In order to present a truly objective review, I have to confess that Black Mirror has some certain design flaws (three to be exact). First of all, although the puzzle design is mostly good, some puzzles involve ridiculous amount of backtracking which is more frustrating than fun. Second, the game constrains you from leaving certain places or picking up certain items until the time is right. This is actually not uncommon, most games are designed to have these artificial constraints. But it happens way too much in the Black Mirror, you end up feeling you are trapped in a virtual sandbox and somebody is holding your hand to guide you through the exit. The third and the most critical flaw is, you can make a fatal mistake at one point of the game, and if you have no savegame prior to that point, you are screwed. You basically need to start over. Seriously? I am shocked to see such a critical flaw sneaked its way through the beta testing phase.

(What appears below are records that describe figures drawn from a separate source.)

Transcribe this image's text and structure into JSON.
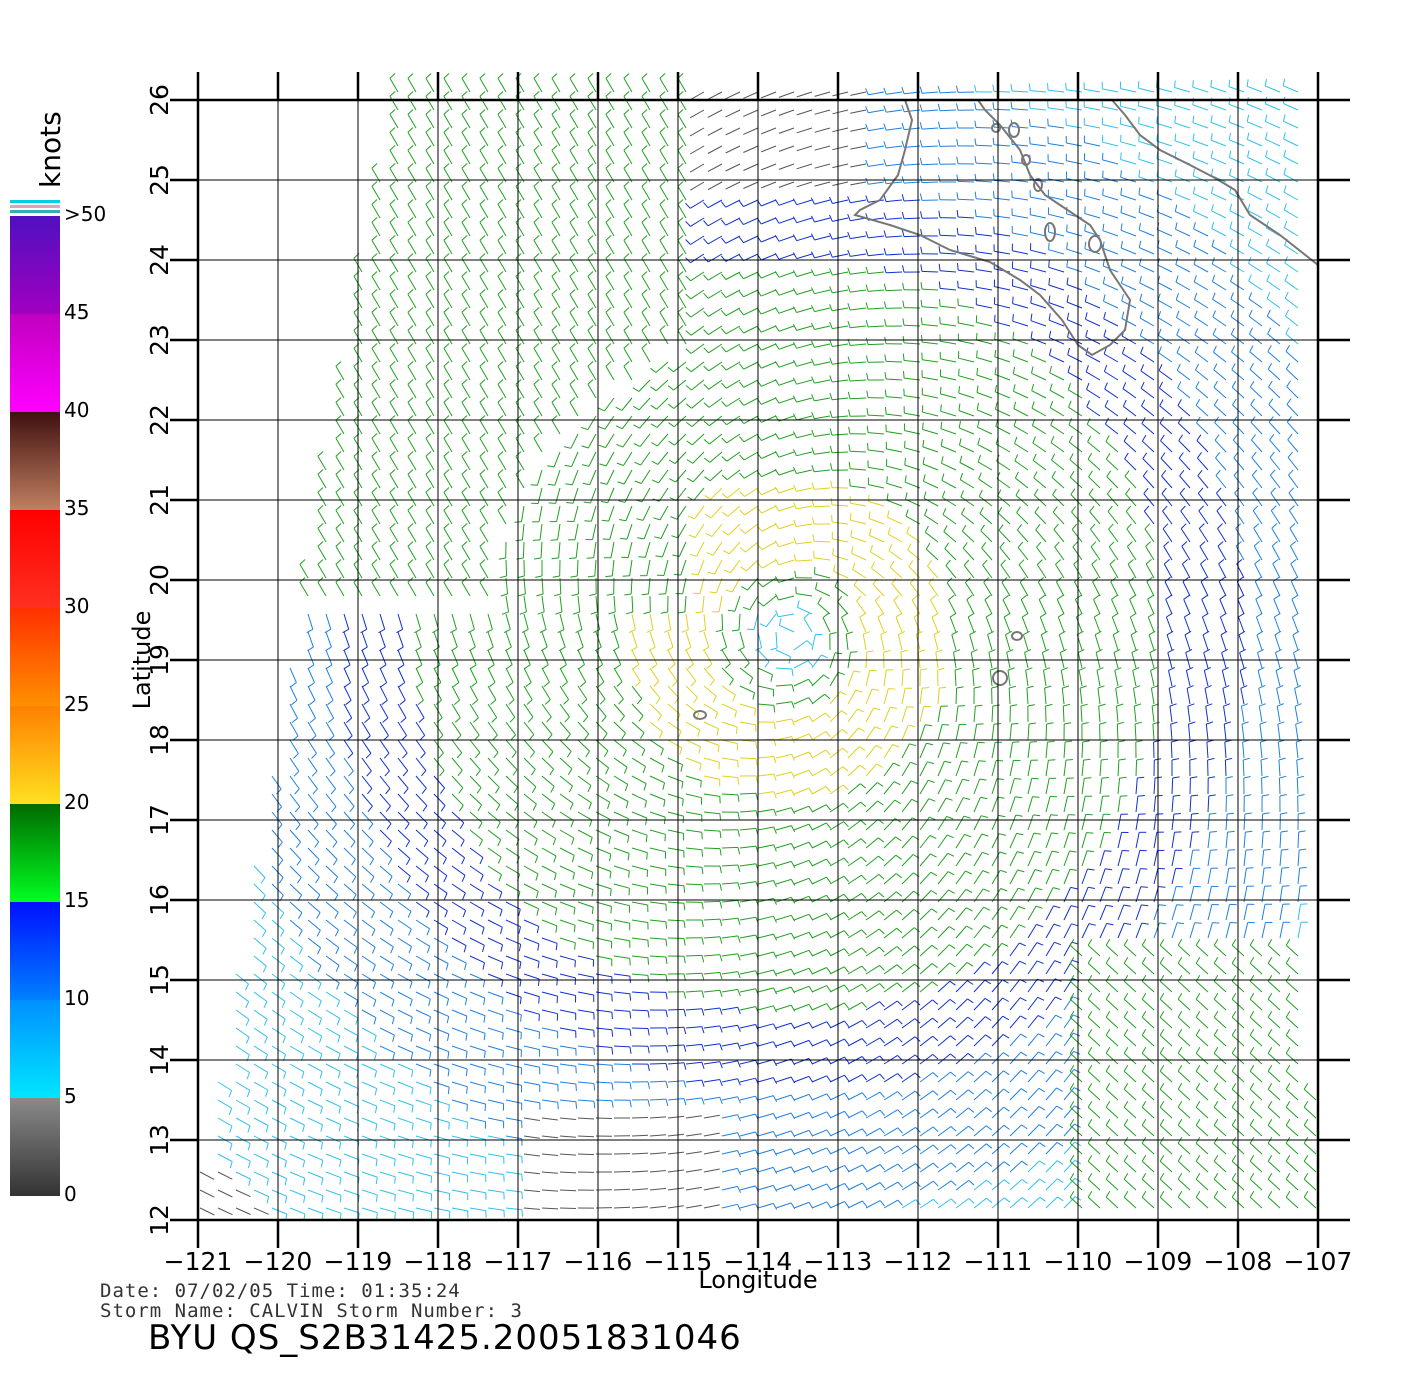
{
  "colorbar": {
    "title": "knots",
    "segments": [
      {
        "from": 0,
        "to": 5,
        "color_top": "#333333",
        "color_bottom": "#8a8a8a"
      },
      {
        "from": 5,
        "to": 10,
        "color_top": "#00e6ff",
        "color_bottom": "#0090ff"
      },
      {
        "from": 10,
        "to": 15,
        "color_top": "#0080ff",
        "color_bottom": "#0010ff"
      },
      {
        "from": 15,
        "to": 20,
        "color_top": "#00ff20",
        "color_bottom": "#006a00"
      },
      {
        "from": 20,
        "to": 25,
        "color_top": "#ffe020",
        "color_bottom": "#ff8000"
      },
      {
        "from": 25,
        "to": 30,
        "color_top": "#ff9000",
        "color_bottom": "#ff3000"
      },
      {
        "from": 30,
        "to": 35,
        "color_top": "#ff3020",
        "color_bottom": "#ff0000"
      },
      {
        "from": 35,
        "to": 40,
        "color_top": "#c08060",
        "color_bottom": "#401010"
      },
      {
        "from": 40,
        "to": 45,
        "color_top": "#ff00ff",
        "color_bottom": "#c000c0"
      },
      {
        "from": 45,
        "to": 50,
        "color_top": "#a000c0",
        "color_bottom": "#5010c0"
      }
    ],
    "labels": [
      "0",
      "5",
      "10",
      "15",
      "20",
      "25",
      "30",
      "35",
      "40",
      "45",
      ">50"
    ]
  },
  "map": {
    "lon_labels": [
      "−121",
      "−120",
      "−119",
      "−118",
      "−117",
      "−116",
      "−115",
      "−114",
      "−113",
      "−112",
      "−111",
      "−110",
      "−109",
      "−108",
      "−107"
    ],
    "lat_labels": [
      "12",
      "13",
      "14",
      "15",
      "16",
      "17",
      "18",
      "19",
      "20",
      "21",
      "22",
      "23",
      "24",
      "25",
      "26"
    ],
    "lon_range": [
      -121,
      -106.5
    ],
    "lat_range": [
      12,
      26
    ],
    "xlabel": "Longitude",
    "ylabel": "Latitude",
    "storm_center": {
      "lon": -113.6,
      "lat": 19.3
    },
    "coast_color": "#777777"
  },
  "info": {
    "line1": "Date: 07/02/05   Time: 01:35:24",
    "line2": "Storm  Name: CALVIN    Storm  Number: 3",
    "title": "BYU  QS_S2B31425.20051831046"
  }
}
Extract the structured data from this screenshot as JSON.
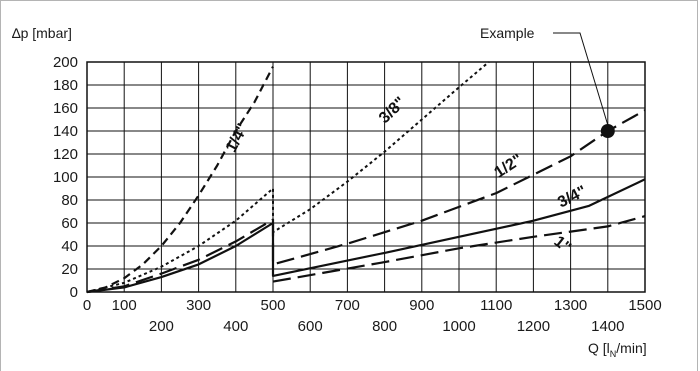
{
  "chart_data": {
    "type": "line",
    "ylabel": "∆p [mbar]",
    "xlabel": "Q [lN/min]",
    "xlabel_main": "Q [l",
    "xlabel_sub": "N",
    "xlabel_end": "/min]",
    "xlim": [
      0,
      1500
    ],
    "ylim": [
      0,
      200
    ],
    "x_ticks_top_row": [
      "0",
      "100",
      "300",
      "500",
      "700",
      "900",
      "1100",
      "1300",
      "1500"
    ],
    "x_ticks_bottom_row": [
      "200",
      "400",
      "600",
      "800",
      "1000",
      "1200",
      "1400"
    ],
    "y_ticks": [
      "0",
      "20",
      "40",
      "60",
      "80",
      "100",
      "120",
      "140",
      "160",
      "180",
      "200"
    ],
    "grid": true,
    "series": [
      {
        "name": "1/4\"",
        "style": "dashed",
        "points": [
          [
            0,
            0
          ],
          [
            50,
            4
          ],
          [
            100,
            12
          ],
          [
            150,
            24
          ],
          [
            200,
            40
          ],
          [
            250,
            60
          ],
          [
            300,
            84
          ],
          [
            350,
            110
          ],
          [
            400,
            140
          ],
          [
            450,
            165
          ],
          [
            500,
            196
          ]
        ]
      },
      {
        "name": "3/8\"",
        "style": "dotted",
        "points": [
          [
            0,
            0
          ],
          [
            100,
            8
          ],
          [
            200,
            22
          ],
          [
            300,
            40
          ],
          [
            400,
            62
          ],
          [
            500,
            90
          ],
          [
            500,
            52
          ],
          [
            600,
            72
          ],
          [
            700,
            96
          ],
          [
            800,
            122
          ],
          [
            900,
            150
          ],
          [
            1000,
            178
          ],
          [
            1080,
            200
          ]
        ]
      },
      {
        "name": "1/2\"",
        "style": "long-dashed",
        "points": [
          [
            0,
            0
          ],
          [
            100,
            5
          ],
          [
            200,
            16
          ],
          [
            300,
            28
          ],
          [
            400,
            44
          ],
          [
            500,
            63
          ],
          [
            500,
            24
          ],
          [
            700,
            42
          ],
          [
            900,
            62
          ],
          [
            1100,
            86
          ],
          [
            1300,
            118
          ],
          [
            1400,
            140
          ],
          [
            1500,
            158
          ]
        ]
      },
      {
        "name": "3/4\"",
        "style": "solid",
        "points": [
          [
            0,
            0
          ],
          [
            100,
            4
          ],
          [
            200,
            13
          ],
          [
            300,
            24
          ],
          [
            400,
            40
          ],
          [
            500,
            60
          ],
          [
            500,
            14
          ],
          [
            800,
            34
          ],
          [
            1000,
            48
          ],
          [
            1200,
            62
          ],
          [
            1350,
            75
          ],
          [
            1500,
            98
          ]
        ]
      },
      {
        "name": "1\"",
        "style": "long-dashed",
        "points": [
          [
            500,
            9
          ],
          [
            800,
            26
          ],
          [
            1000,
            38
          ],
          [
            1200,
            48
          ],
          [
            1400,
            57
          ],
          [
            1500,
            66
          ]
        ]
      }
    ],
    "annotation": {
      "text": "Example",
      "point": [
        1400,
        140
      ]
    },
    "series_labels": [
      "1/4\"",
      "3/8\"",
      "1/2\"",
      "3/4\"",
      "1\""
    ]
  }
}
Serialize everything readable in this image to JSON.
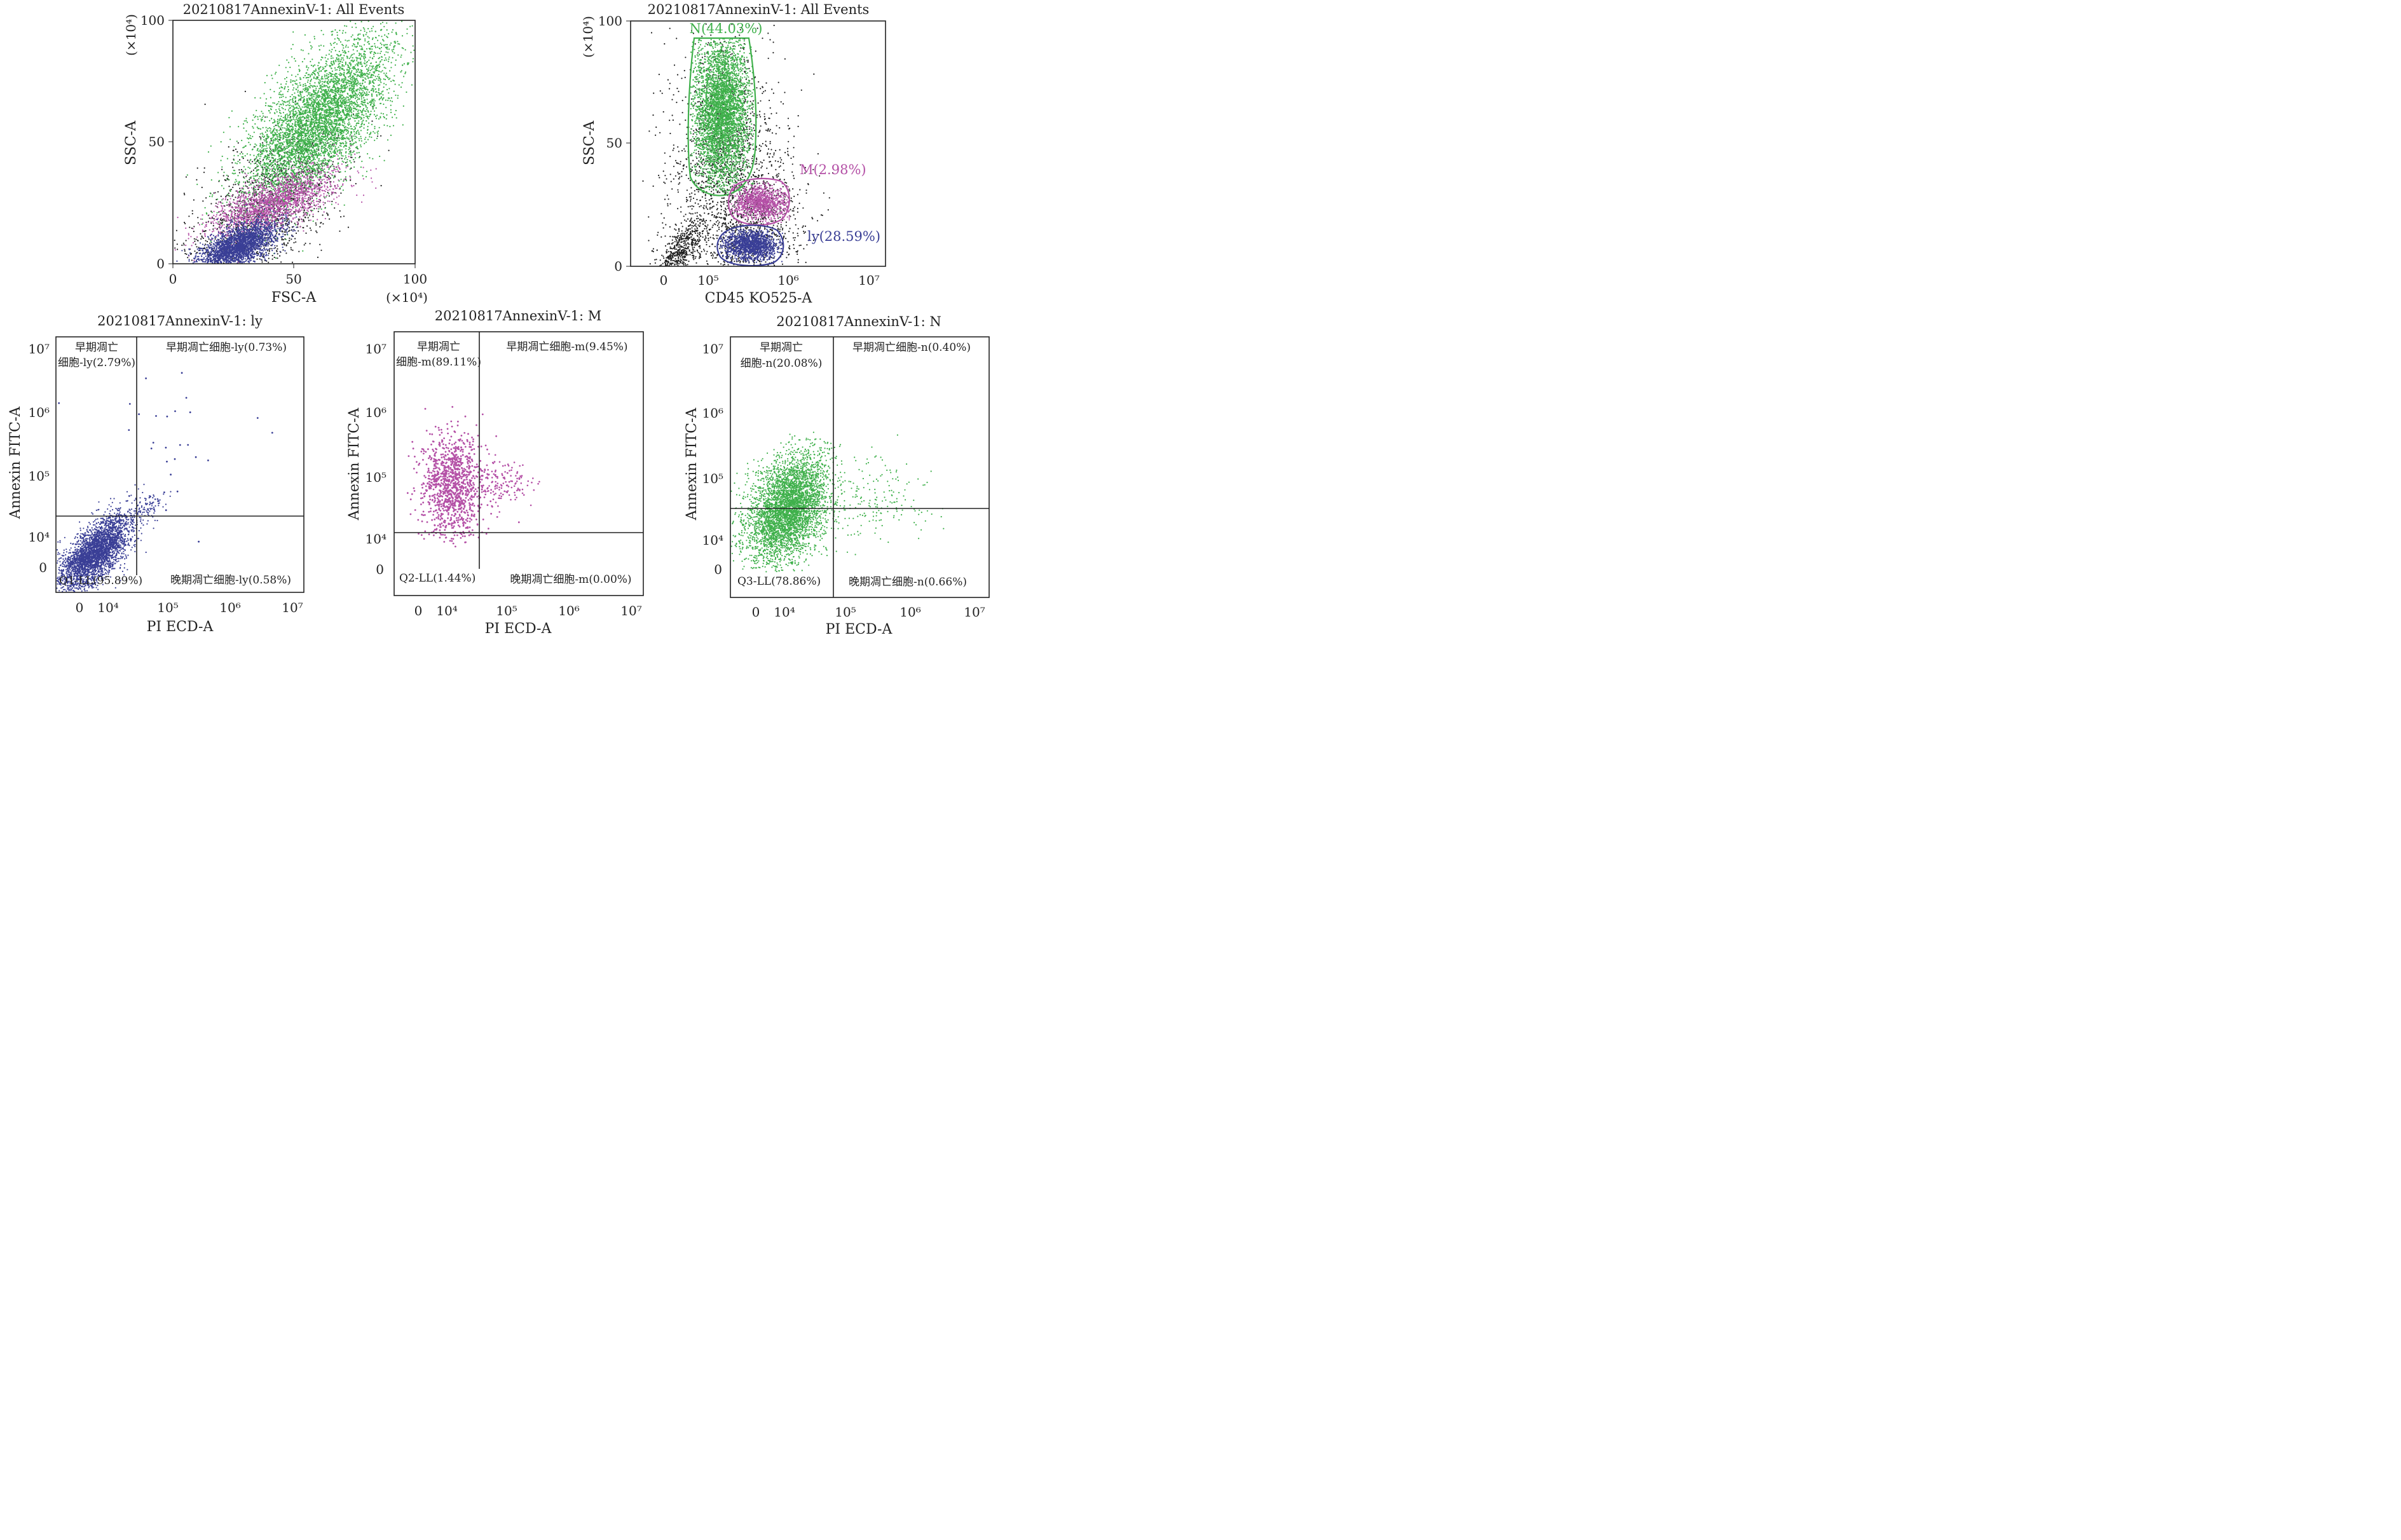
{
  "chart_data": [
    {
      "id": "p1",
      "type": "scatter",
      "title": "20210817AnnexinV-1: All Events",
      "xlabel": "FSC-A",
      "ylabel": "SSC-A",
      "x_unit": "(×10⁴)",
      "y_unit": "(×10⁴)",
      "xlim": [
        0,
        100
      ],
      "ylim": [
        0,
        100
      ],
      "x_ticks": [
        "0",
        "50",
        "100"
      ],
      "y_ticks": [
        "0",
        "50",
        "100"
      ],
      "series": [
        {
          "color": "#222222",
          "distribution": {
            "center": [
              38,
              22
            ],
            "spread": [
              16,
              14
            ],
            "tilt": 0.5
          }
        },
        {
          "color": "#3fb04b",
          "distribution": {
            "center": [
              60,
              58
            ],
            "spread": [
              15,
              16
            ],
            "tilt": 0.55
          }
        },
        {
          "color": "#b450a6",
          "distribution": {
            "center": [
              42,
              25
            ],
            "spread": [
              13,
              5
            ],
            "tilt": 0.3
          }
        },
        {
          "color": "#3a3f96",
          "distribution": {
            "center": [
              27,
              7
            ],
            "spread": [
              8,
              4
            ],
            "tilt": 0.35
          }
        }
      ]
    },
    {
      "id": "p2",
      "type": "scatter",
      "title": "20210817AnnexinV-1: All Events",
      "xlabel": "CD45 KO525-A",
      "ylabel": "SSC-A",
      "y_unit": "(×10⁴)",
      "ylim": [
        0,
        100
      ],
      "y_ticks": [
        "0",
        "50",
        "100"
      ],
      "x_ticks": [
        "0",
        "10⁵",
        "10⁶",
        "10⁷"
      ],
      "gates": [
        {
          "name": "N",
          "label": "N(44.03%)",
          "color": "#3fb04b"
        },
        {
          "name": "M",
          "label": "M(2.98%)",
          "color": "#b450a6"
        },
        {
          "name": "ly",
          "label": "ly(28.59%)",
          "color": "#3a3f96"
        }
      ]
    },
    {
      "id": "p3",
      "type": "scatter",
      "title": "20210817AnnexinV-1: ly",
      "xlabel": "PI ECD-A",
      "ylabel": "Annexin FITC-A",
      "x_ticks": [
        "0",
        "10⁴",
        "10⁵",
        "10⁶",
        "10⁷"
      ],
      "y_ticks": [
        "0",
        "10⁴",
        "10⁵",
        "10⁶",
        "10⁷"
      ],
      "color": "#3a3f96",
      "quadrants": {
        "ul": [
          "早期凋亡",
          "细胞-ly(2.79%)"
        ],
        "ur": "早期凋亡细胞-ly(0.73%)",
        "ll": "Q1-LL(95.89%)",
        "lr": "晚期凋亡细胞-ly(0.58%)"
      }
    },
    {
      "id": "p4",
      "type": "scatter",
      "title": "20210817AnnexinV-1: M",
      "xlabel": "PI ECD-A",
      "ylabel": "Annexin FITC-A",
      "x_ticks": [
        "0",
        "10⁴",
        "10⁵",
        "10⁶",
        "10⁷"
      ],
      "y_ticks": [
        "0",
        "10⁴",
        "10⁵",
        "10⁶",
        "10⁷"
      ],
      "color": "#b450a6",
      "quadrants": {
        "ul": [
          "早期凋亡",
          "细胞-m(89.11%)"
        ],
        "ur": "早期凋亡细胞-m(9.45%)",
        "ll": "Q2-LL(1.44%)",
        "lr": "晚期凋亡细胞-m(0.00%)"
      }
    },
    {
      "id": "p5",
      "type": "scatter",
      "title": "20210817AnnexinV-1: N",
      "xlabel": "PI ECD-A",
      "ylabel": "Annexin FITC-A",
      "x_ticks": [
        "0",
        "10⁴",
        "10⁵",
        "10⁶",
        "10⁷"
      ],
      "y_ticks": [
        "0",
        "10⁴",
        "10⁵",
        "10⁶",
        "10⁷"
      ],
      "color": "#3fb04b",
      "quadrants": {
        "ul": [
          "早期凋亡",
          "细胞-n(20.08%)"
        ],
        "ur": "早期凋亡细胞-n(0.40%)",
        "ll": "Q3-LL(78.86%)",
        "lr": "晚期凋亡细胞-n(0.66%)"
      }
    }
  ]
}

Apart from those three design flaws I just mentioned, my (and many other’s) biggest complaint about the game is the voice-overs. In particular, the main character sounds very dull and uninspired. I suspect this is due to the game being translated from another language. I believe the developers are from the Czech republic and the original version of the game might have much better voice-overs in Czech. Anyway, apart from that, the characters themselves are also not very memorable. That is not a huge problem since this is not a character driven game, nevertheless it would have been a nice touch to have more interesting people to meet and chat with.
Most of the reviews on the internet focuses on these negative aspects I have mentioned in the last two paragraphs and in my opinion they don’t give enough credit to its stronger parts. Black Mirror will always be one of my favorite horror adventure games because of its amazing atmosphere that brings together a captivating tale, dark graphics and haunting music. On top of that, I am always partial to adventure games that don’t dismiss puzzles for the sake of storytelling, and Black Mirror is a prime example of that. I am admitting that it is not everyone’s cup of tea, but if you are into dark adventures like myself, Black Mirror should belong to your gaming library.
Note: There are two sequels published in 2009 and 2011. They are developed by a different studio but succeed in following the spirit of the original game. I am planning to review them some time soon.
The Good: Brilliant atmosphere, excellent music and sound effects, lengthy gameplay with lots of puzzles, story is very absorbing.
The Bad: Some puzzles involve annoying amounts of backtracking, slow animations speed, too many artificial obstacles, lack of interesting characters, protagonist sounds uninspired.
The Ugly: You can make a fatal mistake which might force you to restart the game from the beginning.